I’m building up a new database in SQL Server 2008 for some reporting, and there are many common business rules pertaining to this data that go into different types of reports. Currently these rules are mostly combined in larger procedural programs, in a legacy language, which I’m trying to move over to SQL. I’m shooting for flexibility in implementing reporting from this data, like some reporting in SAS, some in C#, etc.
My approach currently is to break up these common rules (usually VERY simple logic) and encapsulate them in individual SQL UDFs. Performance is not a concern, I just want to use these rules to populate static fields in a sort of reporting “snapshot”, which can then be used to report from in whatever way you want.
I like this modular approach as far as understanding what each rule is doing (and maintaining the rules themselves), but I’m also starting to become a bit afraid that the maintenance may also become a nightmare. Some rules depend on others, but I can’t really get away from that – these things build off each other…which is what I want…I think? 😉
Are there some better approaches for this modular approach in a database? Am I on the right track, or am I thinking of this in too much of a application-development mindset?
SQL is set based, and inherently performs poorly when applying a modular approach.
Functions, Stored Procedures and/or Views – they all abstract the underlying logic. The performance problem comes into play when you use two (or more) functions/etc that utilize the same table(s). It means that two queries are made the the same table(s) when one could’ve been used.

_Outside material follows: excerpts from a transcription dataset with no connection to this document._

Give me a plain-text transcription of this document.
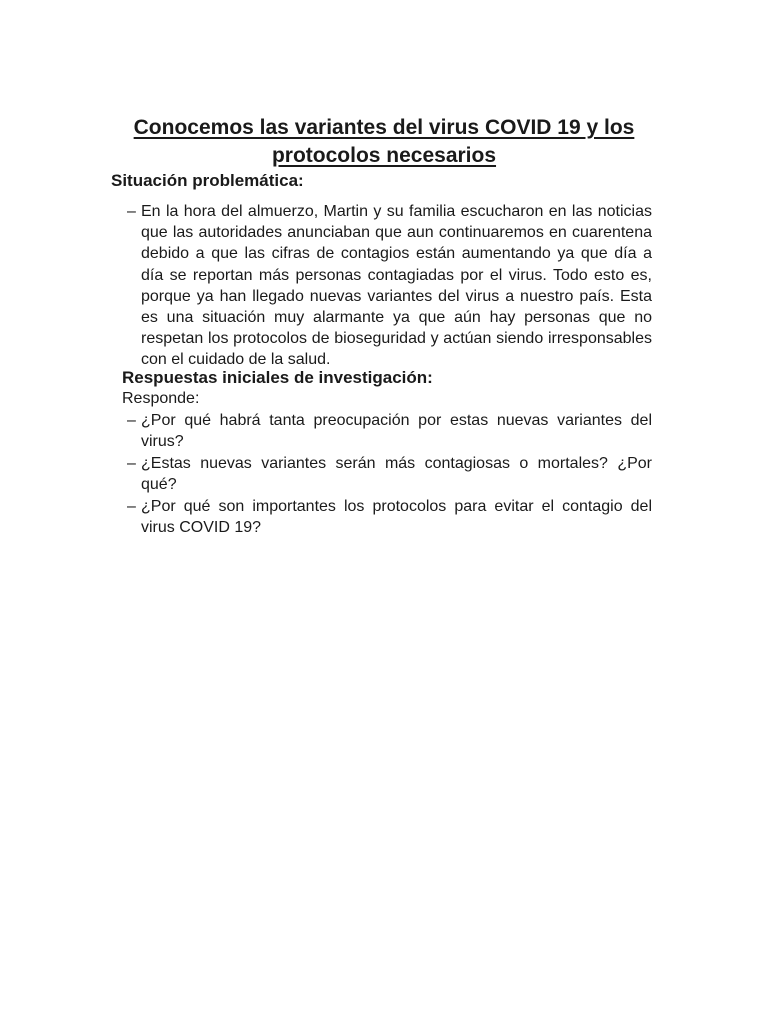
Conocemos las variantes del virus COVID 19 y los
protocolos necesarios
Situación problemática:
– En la hora del almuerzo, Martin y su familia escucharon en las noticias que las autoridades anunciaban que aun continuaremos en cuarentena debido a que las cifras de contagios están aumentando ya que día a día se reportan más personas contagiadas por el virus. Todo esto es, porque ya han llegado nuevas variantes del virus a nuestro país. Esta es una situación muy alarmante ya que aún hay personas que no respetan los protocolos de bioseguridad y actúan siendo irresponsables con el cuidado de la salud.
Respuestas iniciales de investigación:
Responde:
– ¿Por qué habrá tanta preocupación por estas nuevas variantes del virus?
– ¿Estas nuevas variantes serán más contagiosas o mortales? ¿Por qué?
– ¿Por qué son importantes los protocolos para evitar el contagio del virus COVID 19?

The use of multiple functions says to me that the data model was made to be very “flexible”. To me, that means questionable data typing and overall column/table definition. There’s a need for functions/etc because the database will allow anything to be stored, which means the possibility of bad data is very high. I’d rather put the effort into always having good/valid data, rather than working after the fact to combat existing bad data.
The database is the place to contain this logic. It is faster than application code, and most importantly – centralized to minimize maintainence.